Rocket ScienceI have been trying, desperately, to write over the last few weeks, but have gotten out to see two movies: Bourne Ultimatum and Rocket Science. I don’t have time to do full reviews of them, but since I enjoyed both a lot, I’ll do hundred-word versions.

Bourne Ultimatum: With so many action movies lately it seems like it would be hard to do, for example, a car chase that manages to be even marginally believable and hasn’t all been done before, but the film manages it it. It also manages, as with the earlier movies in the trilogy, to do fights that are reasonably realistic. Hollywood (cf Casino Royale) has finally figured out that people who have been trained to fight do things other than throw punches. The pace is exhilarating, and as long as you don’t expect too much in the way of character development, and don’t get too motion sick from the moving camera, this is a must-see.

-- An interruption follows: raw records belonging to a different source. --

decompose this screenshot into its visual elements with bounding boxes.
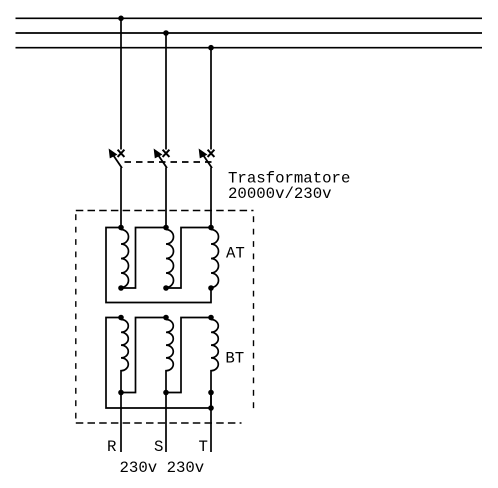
svg-text:S: S	[154, 438, 163, 456]
svg-text:R: R	[107, 438, 117, 456]
svg-text:230v 230v: 230v 230v	[120, 459, 205, 477]
svg-text:T: T	[199, 438, 208, 456]
svg-text:BT: BT	[225, 350, 244, 368]
svg-text:AT: AT	[226, 245, 245, 263]
svg-text:20000v/230v: 20000v/230v	[228, 185, 332, 203]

Rocket Science: You won’t know if you’ll like this until you see the trailer, but, unfortunately, the trailer manages to capture some of the best moments in the film. I hate it when they do that! The rest of the movie is also excellent, and it holds everything together well, but if you are smart, you will take my advice and just go and see it. Chances are, you already know if you like this kind of indy, quirky, type of flick (Dollhouse, Life Aquatic, Little Miss Sunshine), and if you do, you should make your way out to see this.

In other words, after a somewhat lackluster year, these are both very nice summer films.